Conversation started Jan 22, 2021 at 22:53.
Charlie
Charlie
Jan 22, 2021 22:53
regarding the induced metric on the worldsheet in string theory, along which map do we pull-back the background spacetime metric?
ACuriousMind
ACuriousMind
@Charlie along the coordinates of the string, usually denoted $X$
Charlie
Charlie
hmm ok
ACuriousMind
ACuriousMind
you don't sound convinced :P
Charlie
Charlie
Jan 22, 2021 23:10
I guess it's odd to me that we pull back a flat metric onto flat spacetime
ACuriousMind
ACuriousMind
I'm not sure what that means - you're pulling back a flat spacetime metric onto a worldsheet that a priori has no metric
Charlie
Charlie
but is the worldsheet not just like, a submanifold of spacetime?
ACuriousMind
ACuriousMind
The $X$ makes it one
Charlie
Charlie
If we want to measure distances/areas on the worldsheet, why not just do it in a chart? it seems like the string is being treated as something that isn't just a sheet sitting in spacetime
ACuriousMind
ACuriousMind
The worldsheet is a 2d manifold $\Sigma$ and the coordinates $X : \Sigma \to\mathbb{R}^{26}$ are an embedding that identifies it as a submanifold
@Charlie I think you're trying to imbue the mathematics with a bit too much ontology here
Maybe an analogy helps: When we consider a curve in a manifold, the curve is not just "a submanifold of dimension 1", it is an embedding of the abstract manifold "the unit interval" into the manifold, i.e. an embedding $\gamma : I \to M$. Likewise, a worldsheet is an embedding of a 2d manifold into another manifold
you wouldn't ask "why are we treating the curve as an interval that's not sitting in spacetime", would you?
Charlie
Charlie
Jan 22, 2021 23:20
oh, is the metric begin pulled all the way back to the 2d manifold itself?
that actually would make more sense
my problem was that it seemed trivial to give an submanifold a metric obtained by pulling back the metric of the surrounding space to it
ACuriousMind
ACuriousMind
since the 2d manifold is isomorphic to its image under the embedding, I'm not sure that's a meaningful question :P
The reason why "pulling back" a metric is the natural thing to do is precisely because the pulled back metric gives the same results as "restricting" the metric to the submanifold would
Charlie
Charlie
ohh
If it's the same as just restricting the metric that makes sense, both Tong's notes and my lecturer made a point of saying it's the pullback of the metric, which made me think there was something special about it
a bit like taking a circle, then considering a small part of the circle and measuring distances on it by just using the metric on the surrounding circle :p
that seemed like a strange point to labour
ACuriousMind
ACuriousMind
it's just standard differential geometry, but for some reason some physicists feel they suddenly need to pretend to do actual math when doing string theory (and then still not do it :P)
Charlie
Charlie
oh god wait the "coordinates" $X$ we're talking about here go from the 2d manifold into spacetime, right?
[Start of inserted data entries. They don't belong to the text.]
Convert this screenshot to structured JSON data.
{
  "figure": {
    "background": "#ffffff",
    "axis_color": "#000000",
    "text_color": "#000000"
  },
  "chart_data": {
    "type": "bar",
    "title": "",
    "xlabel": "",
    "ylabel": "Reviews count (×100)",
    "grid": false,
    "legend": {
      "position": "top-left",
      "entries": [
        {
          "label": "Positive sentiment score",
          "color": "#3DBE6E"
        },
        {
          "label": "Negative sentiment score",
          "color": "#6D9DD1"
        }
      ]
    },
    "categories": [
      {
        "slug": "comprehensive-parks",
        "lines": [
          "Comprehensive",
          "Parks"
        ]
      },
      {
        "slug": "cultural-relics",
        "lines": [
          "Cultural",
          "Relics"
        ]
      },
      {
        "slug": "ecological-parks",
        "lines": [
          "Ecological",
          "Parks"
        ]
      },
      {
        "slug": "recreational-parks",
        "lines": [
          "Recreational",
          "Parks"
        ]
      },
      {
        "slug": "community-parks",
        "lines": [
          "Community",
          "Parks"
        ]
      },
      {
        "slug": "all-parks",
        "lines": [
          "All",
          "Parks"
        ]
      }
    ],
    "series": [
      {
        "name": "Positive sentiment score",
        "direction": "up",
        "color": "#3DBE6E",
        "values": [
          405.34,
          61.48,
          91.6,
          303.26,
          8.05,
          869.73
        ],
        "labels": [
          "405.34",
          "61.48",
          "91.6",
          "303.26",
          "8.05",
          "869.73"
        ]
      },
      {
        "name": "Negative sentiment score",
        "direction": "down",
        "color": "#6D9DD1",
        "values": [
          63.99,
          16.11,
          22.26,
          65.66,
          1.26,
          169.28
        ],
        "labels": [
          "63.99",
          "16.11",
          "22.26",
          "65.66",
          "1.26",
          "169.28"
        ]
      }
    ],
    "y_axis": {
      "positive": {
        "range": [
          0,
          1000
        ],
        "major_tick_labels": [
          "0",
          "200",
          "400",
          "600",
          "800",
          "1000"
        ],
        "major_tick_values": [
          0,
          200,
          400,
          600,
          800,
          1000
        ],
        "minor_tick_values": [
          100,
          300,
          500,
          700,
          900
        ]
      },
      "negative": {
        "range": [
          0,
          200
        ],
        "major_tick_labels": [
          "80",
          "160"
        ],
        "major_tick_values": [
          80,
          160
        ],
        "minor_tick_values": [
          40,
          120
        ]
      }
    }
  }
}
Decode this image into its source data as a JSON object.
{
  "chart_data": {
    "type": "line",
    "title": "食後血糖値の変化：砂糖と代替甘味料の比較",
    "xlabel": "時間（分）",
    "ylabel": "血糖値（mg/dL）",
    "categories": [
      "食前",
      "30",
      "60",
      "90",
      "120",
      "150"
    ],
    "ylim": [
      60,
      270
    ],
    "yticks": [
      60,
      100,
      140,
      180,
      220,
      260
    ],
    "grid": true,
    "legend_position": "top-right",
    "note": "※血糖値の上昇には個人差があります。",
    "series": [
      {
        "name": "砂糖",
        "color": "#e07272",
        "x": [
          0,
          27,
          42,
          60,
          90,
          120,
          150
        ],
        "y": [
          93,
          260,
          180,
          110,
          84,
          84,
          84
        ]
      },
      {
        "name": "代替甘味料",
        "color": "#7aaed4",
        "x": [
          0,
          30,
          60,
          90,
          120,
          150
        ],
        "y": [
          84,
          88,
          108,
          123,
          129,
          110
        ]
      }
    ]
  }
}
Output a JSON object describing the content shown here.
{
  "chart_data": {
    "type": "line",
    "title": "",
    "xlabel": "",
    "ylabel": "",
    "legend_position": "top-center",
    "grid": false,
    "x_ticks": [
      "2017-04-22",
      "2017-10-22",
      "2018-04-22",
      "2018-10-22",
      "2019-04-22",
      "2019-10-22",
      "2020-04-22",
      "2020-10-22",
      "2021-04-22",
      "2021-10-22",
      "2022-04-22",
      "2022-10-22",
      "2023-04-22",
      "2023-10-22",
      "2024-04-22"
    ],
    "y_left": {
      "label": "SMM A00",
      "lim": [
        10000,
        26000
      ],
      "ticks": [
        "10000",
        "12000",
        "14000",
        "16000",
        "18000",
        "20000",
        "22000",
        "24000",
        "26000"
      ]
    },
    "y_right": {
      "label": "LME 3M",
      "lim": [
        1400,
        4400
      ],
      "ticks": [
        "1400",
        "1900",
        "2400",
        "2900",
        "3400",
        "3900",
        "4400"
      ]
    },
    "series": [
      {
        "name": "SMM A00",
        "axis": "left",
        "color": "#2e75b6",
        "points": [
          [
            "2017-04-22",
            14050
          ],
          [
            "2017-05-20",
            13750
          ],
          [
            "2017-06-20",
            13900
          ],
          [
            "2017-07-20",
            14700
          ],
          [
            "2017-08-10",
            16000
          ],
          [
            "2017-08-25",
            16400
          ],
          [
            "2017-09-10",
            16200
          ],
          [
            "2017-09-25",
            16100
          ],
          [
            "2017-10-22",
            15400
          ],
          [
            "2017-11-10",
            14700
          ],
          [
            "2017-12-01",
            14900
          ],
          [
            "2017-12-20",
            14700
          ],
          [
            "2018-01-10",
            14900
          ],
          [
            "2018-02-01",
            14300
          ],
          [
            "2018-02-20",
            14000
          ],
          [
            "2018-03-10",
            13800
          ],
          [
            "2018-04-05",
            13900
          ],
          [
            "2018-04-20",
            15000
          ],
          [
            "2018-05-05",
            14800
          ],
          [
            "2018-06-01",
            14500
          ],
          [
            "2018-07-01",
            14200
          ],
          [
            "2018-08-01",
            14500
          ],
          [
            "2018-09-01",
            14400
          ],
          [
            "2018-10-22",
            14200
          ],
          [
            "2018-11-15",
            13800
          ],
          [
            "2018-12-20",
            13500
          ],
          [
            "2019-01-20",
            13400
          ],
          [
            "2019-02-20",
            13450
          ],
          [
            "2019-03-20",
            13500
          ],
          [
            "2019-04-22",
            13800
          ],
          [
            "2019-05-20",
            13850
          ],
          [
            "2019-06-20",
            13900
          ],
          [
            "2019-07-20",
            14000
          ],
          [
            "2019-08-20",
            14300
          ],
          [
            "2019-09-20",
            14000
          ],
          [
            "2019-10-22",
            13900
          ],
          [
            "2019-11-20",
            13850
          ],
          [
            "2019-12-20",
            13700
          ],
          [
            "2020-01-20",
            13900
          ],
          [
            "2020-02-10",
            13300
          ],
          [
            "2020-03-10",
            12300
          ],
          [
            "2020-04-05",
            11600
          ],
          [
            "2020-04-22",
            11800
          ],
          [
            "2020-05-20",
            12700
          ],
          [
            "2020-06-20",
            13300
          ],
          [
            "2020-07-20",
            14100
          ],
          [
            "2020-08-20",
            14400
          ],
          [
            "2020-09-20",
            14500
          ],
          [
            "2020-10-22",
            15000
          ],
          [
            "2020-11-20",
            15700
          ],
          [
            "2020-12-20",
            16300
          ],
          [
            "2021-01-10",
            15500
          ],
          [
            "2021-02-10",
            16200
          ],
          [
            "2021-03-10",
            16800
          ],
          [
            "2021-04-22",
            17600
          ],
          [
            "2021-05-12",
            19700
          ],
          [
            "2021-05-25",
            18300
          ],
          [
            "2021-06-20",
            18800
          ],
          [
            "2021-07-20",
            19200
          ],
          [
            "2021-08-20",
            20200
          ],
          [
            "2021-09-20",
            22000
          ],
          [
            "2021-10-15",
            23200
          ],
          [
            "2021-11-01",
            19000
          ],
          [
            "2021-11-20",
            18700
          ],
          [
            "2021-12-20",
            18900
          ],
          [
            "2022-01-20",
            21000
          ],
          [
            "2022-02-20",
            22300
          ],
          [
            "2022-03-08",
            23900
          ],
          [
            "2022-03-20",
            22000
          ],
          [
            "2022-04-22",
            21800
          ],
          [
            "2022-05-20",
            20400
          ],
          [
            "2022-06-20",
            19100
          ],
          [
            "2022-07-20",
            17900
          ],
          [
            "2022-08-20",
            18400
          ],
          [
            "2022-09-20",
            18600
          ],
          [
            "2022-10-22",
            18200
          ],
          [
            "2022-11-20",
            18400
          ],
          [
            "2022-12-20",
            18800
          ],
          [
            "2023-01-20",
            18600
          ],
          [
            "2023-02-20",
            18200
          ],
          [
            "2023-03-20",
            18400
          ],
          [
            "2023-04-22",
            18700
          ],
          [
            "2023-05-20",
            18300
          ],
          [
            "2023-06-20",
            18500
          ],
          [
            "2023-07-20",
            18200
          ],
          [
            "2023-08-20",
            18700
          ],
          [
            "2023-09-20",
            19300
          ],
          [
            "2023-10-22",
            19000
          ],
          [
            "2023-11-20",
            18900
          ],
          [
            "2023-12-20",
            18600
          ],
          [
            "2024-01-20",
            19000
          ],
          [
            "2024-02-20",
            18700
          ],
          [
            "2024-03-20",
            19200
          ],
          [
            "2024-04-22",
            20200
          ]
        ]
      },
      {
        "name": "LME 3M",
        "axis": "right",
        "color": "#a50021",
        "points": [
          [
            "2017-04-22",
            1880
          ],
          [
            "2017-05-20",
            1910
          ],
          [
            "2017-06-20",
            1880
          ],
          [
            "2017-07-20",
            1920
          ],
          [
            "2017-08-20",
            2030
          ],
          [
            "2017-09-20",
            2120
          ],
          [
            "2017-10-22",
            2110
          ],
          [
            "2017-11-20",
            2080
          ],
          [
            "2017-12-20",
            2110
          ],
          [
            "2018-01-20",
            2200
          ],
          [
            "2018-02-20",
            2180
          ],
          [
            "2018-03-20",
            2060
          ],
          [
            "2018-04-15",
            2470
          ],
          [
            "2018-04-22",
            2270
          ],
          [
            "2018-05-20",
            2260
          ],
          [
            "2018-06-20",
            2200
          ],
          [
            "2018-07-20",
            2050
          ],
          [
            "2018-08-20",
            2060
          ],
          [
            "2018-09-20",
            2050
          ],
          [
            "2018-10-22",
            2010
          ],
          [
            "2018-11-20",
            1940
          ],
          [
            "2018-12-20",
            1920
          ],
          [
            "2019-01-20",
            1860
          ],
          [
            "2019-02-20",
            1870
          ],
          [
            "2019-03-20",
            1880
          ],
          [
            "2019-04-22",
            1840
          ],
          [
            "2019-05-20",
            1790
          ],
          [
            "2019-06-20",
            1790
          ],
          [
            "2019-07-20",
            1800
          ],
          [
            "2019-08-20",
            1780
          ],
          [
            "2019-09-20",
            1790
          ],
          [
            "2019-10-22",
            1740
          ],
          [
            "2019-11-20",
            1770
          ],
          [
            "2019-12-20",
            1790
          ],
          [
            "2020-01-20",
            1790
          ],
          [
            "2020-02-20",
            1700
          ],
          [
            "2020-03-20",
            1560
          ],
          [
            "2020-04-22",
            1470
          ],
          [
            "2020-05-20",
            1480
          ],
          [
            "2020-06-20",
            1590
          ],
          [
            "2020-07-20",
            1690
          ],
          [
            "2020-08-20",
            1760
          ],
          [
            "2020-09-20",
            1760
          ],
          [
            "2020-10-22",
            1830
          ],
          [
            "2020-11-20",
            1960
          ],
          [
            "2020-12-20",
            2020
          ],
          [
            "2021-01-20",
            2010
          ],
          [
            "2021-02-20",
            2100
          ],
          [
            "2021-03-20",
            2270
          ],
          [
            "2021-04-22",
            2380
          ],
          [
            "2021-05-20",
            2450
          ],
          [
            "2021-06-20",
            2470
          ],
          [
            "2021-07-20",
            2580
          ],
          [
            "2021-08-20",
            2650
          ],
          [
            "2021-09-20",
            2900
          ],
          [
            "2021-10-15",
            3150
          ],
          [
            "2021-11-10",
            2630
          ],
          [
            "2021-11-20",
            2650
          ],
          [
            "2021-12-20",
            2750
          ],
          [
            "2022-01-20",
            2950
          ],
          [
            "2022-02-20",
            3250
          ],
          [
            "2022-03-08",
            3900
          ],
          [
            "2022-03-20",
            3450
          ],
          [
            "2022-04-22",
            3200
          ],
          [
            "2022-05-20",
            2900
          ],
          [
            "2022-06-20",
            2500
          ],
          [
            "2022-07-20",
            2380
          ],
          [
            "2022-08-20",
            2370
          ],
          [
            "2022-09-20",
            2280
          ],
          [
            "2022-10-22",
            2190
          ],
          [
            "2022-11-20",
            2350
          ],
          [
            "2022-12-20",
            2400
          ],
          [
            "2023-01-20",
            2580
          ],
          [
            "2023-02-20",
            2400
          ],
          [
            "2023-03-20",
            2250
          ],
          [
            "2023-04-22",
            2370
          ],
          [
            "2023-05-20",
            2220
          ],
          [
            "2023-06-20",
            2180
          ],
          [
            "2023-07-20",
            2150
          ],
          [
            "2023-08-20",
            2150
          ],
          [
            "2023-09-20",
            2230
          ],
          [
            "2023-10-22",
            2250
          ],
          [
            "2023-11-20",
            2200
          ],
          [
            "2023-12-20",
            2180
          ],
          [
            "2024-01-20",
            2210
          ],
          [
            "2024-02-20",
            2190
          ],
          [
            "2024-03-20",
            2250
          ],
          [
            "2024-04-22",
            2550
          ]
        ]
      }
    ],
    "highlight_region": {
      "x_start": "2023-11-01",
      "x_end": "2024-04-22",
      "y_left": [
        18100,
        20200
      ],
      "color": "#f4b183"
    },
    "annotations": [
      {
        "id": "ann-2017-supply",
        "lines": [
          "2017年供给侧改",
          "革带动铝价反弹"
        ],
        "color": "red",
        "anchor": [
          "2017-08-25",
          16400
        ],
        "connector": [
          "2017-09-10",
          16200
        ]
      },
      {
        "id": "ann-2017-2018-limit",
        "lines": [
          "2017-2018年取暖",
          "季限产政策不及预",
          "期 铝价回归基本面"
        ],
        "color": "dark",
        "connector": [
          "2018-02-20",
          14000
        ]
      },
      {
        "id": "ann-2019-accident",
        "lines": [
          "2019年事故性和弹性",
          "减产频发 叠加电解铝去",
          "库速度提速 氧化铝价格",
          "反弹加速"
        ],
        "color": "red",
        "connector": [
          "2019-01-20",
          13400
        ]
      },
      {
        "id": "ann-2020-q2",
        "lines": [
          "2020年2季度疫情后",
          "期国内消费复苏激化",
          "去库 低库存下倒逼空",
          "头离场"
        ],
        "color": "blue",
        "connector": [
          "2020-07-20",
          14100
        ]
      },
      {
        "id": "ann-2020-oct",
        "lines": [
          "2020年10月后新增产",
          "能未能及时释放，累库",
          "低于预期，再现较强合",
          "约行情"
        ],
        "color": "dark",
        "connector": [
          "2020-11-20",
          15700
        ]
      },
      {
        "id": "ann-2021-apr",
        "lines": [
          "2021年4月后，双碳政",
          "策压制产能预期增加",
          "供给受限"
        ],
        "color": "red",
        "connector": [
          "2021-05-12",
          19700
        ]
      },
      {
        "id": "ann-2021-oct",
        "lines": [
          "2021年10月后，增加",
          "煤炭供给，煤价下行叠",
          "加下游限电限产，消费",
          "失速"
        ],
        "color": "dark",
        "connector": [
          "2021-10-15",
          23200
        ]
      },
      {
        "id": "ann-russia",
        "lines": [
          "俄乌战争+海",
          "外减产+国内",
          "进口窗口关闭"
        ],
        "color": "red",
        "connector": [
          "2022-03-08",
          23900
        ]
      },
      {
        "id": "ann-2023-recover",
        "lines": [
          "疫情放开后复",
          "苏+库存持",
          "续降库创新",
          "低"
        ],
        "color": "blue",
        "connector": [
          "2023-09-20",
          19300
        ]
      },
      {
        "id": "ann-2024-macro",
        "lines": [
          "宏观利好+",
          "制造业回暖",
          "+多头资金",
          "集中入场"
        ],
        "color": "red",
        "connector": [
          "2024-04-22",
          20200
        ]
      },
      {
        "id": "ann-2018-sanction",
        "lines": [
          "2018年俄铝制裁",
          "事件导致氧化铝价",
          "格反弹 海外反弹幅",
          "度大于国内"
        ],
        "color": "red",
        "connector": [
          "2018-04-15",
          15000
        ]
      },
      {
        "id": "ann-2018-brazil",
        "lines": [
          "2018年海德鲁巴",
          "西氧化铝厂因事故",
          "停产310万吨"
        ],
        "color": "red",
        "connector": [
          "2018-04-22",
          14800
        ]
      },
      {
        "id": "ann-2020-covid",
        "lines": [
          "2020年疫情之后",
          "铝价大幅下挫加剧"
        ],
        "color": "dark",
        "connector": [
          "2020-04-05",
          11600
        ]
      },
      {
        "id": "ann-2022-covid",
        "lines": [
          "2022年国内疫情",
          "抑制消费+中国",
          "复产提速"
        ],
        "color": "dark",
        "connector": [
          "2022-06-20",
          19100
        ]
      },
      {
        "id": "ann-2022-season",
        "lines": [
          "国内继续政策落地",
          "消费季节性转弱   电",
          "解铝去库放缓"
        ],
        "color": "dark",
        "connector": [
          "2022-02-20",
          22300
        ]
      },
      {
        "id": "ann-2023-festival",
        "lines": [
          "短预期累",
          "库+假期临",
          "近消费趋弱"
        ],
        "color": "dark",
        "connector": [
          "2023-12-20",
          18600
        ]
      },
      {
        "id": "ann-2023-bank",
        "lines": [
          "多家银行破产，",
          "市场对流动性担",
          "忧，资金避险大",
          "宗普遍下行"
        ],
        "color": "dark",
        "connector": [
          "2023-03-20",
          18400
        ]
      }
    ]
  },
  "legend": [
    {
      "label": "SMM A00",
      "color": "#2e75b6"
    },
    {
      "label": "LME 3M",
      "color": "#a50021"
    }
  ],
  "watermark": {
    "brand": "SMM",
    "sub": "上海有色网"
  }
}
We're not talking about manifold coordinates in the sense of charts
or hm
ACuriousMind
ACuriousMind
Jan 22, 2021 23:36
@Charlie yes, they're maps $X: \Sigma \to M$ where $M$ is the spacetime.
Charlie
Charlie
you've written the coordinates as $X:\Sigma\rightarrow \Bbb R^{26}$, is $\Bbb R^{26}$ the Euclidean space that is the target space of charts on spacetime or is it spacetime itself?
ah
now it seems like a slightly less trivial thing to do, because $\Sigma$ is now a separate manifold
ACuriousMind
ACuriousMind
but when the physicists write $X^\mu(\sigma, \tau)$, that of course is $X$ "expressed in charts" - the $(\sigma,\tau)$ live in some $\mathbb{R}^2$ chart of $\Sigma$ and the $X^\mu$ values live in some $\mathbb{R}^{26}$ chart of $M$
it's common not just in physics to not care much about the distinction between expressions "in local coordinates" and the abstract map, don't worry about that too much
Charlie
Charlie
I seee
ok ty, that is clearer
 
Conversation ended Jan 22, 2021 at 23:42.